If one or more rolls are critical threats, she confirms the critical once using her highest base attack bonus –5. For each critical threat beyond the first, she reduces this penalty by 1 (to a maximum of 0). The gunslinger only misfires on a dead shot if all the attack rolls are misfires. She cannot perform this deed with a blunderbuss or other scatter weapon when attacking creatures in a cone. The gunslinger must spend 1 grit point to perform this deed.


So for a regular cannon, your cap would be 30d6+dex modifier at BAB 16. I was throwing out 29d6 per round as a 13th-level evocation-focused sorcerer. Spoilered for the curious:

Base CL 13
Varisian Tattoo for +1 CL on evocation
Voidfrost robe for +1 CL on cold spells.
Cast lightning bolt for 14d6 as a standard action, then cold ice strike as a swift for another 15d6.
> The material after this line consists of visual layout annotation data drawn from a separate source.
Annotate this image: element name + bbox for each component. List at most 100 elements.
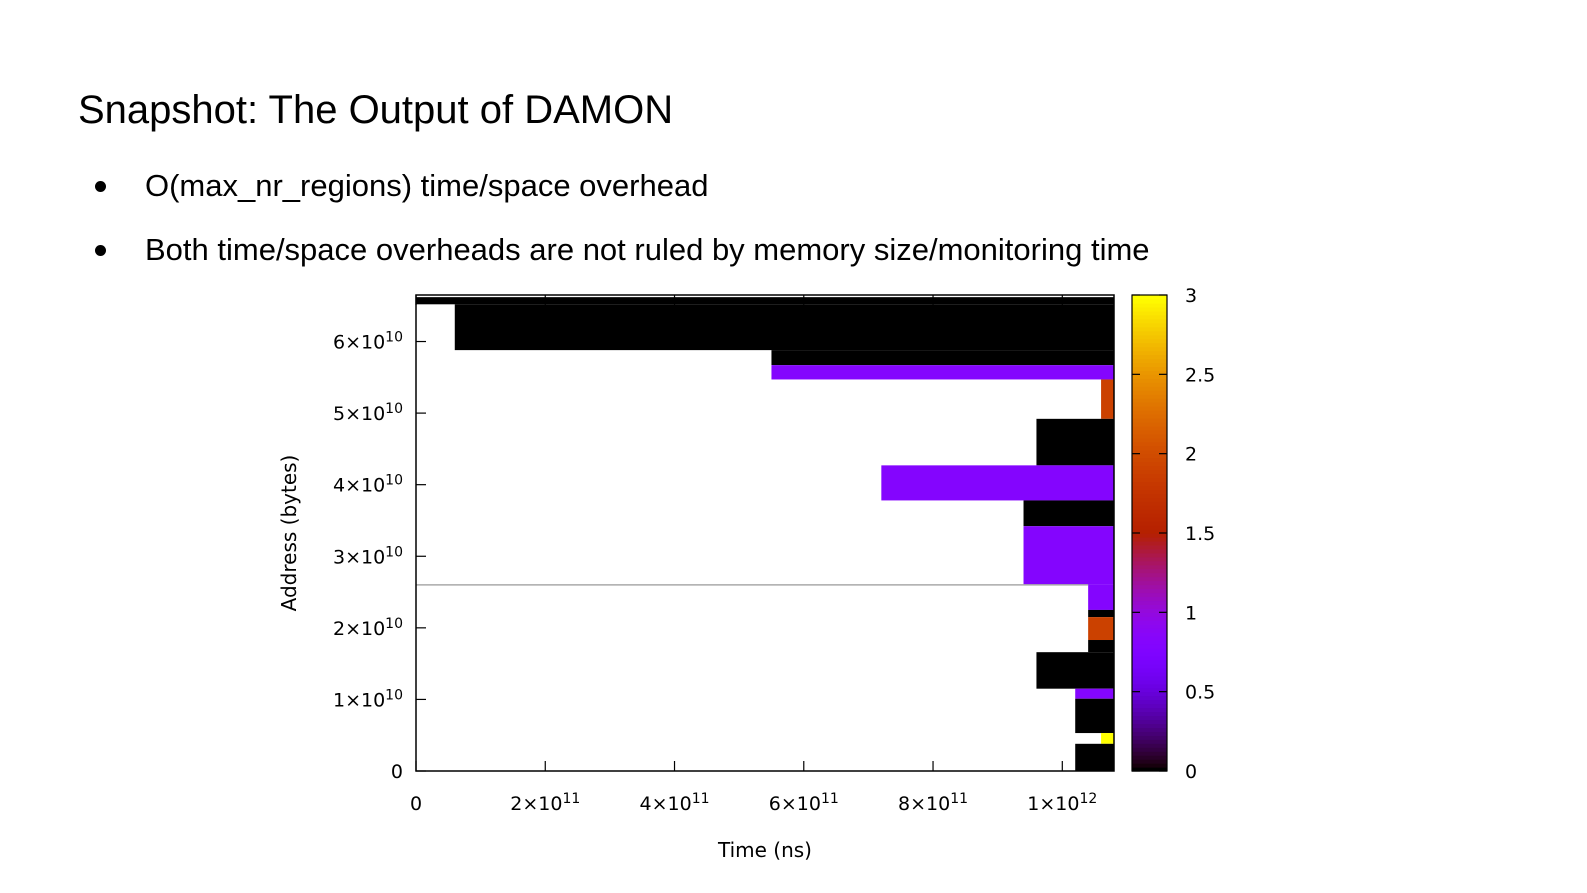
colorbar-strip: [1132, 751, 1167, 756]
colorbar-strip: [1132, 536, 1167, 542]
colorbar-strip: [1132, 636, 1167, 641]
y-tick-label: 6×1010: [333, 330, 403, 354]
colorbar-strip: [1132, 529, 1167, 534]
colorbar-strip: [1132, 346, 1167, 352]
colorbar-strip: [1132, 600, 1167, 605]
heatmap-cell: [1088, 609, 1114, 618]
colorbar-strip: [1132, 671, 1167, 677]
colorbar-strip: [1132, 548, 1167, 554]
colorbar-strip: [1132, 493, 1167, 498]
colorbar-strip: [1132, 612, 1167, 617]
colorbar-strip: [1132, 731, 1167, 736]
colorbar-strip: [1132, 501, 1167, 506]
colorbar-strip: [1132, 330, 1167, 336]
colorbar-strip: [1132, 560, 1167, 566]
colorbar-strip: [1132, 628, 1167, 633]
bullet-item: O(max_nr_regions) time/space overhead: [92, 166, 1150, 230]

The monstrous crit potential is certainly there, but you're still lagging behind the casters on average rolls.

Erik Vale
2015-01-18, 02:40 AM
Hmm... Ok, it becomes almost feasable now. When I look at it, I normally see the reload time, and go 'I'm using that in combat how?'

Also, how are you carrying it around? Given sizes I've found the only way to carry seige engines to be a Devil's Crux or large carts. Cart's are blocked by doorways, Devil's Cruxs on the other hand take several rounds to open [despite being stupid if you no the combo], and being in a small room means you've wasted a lot of cash.

Or you waste even more money on bags of holding, with the same problem as far as small rooms go.

Of course, the idea of a man suddenly pulling out a loaded cannon and blowing you away with it is awesome.

Abrasis Mindlef
2015-01-18, 08:16 AM
Dead Shot at BAB 16 with Improved Critical(Fiend's mouth cannon)...

8d6 base; Dead Shot -> 32d6...

19-20/x4 crit chance; 10% chance to threaten a critical per attack roll, and you have 4 attack rolls...

= 34.39% chance of a critical threat if my math is correct;

Critical Dead Shot: 56d6 weapon damage; +[enhancement, Dexterity, deadly aim...]x4

Halae
2015-01-18, 12:38 PM
Hate to put a damper on the fun, guys, but this thread was posted (and got no responses) back in August 2013. It's been dead long enough for all the flesh to have rotted off.

Haruki-kun
2015-01-18, 10:01 PM
The Winged Mod: Indeed. I'm closing this thread now.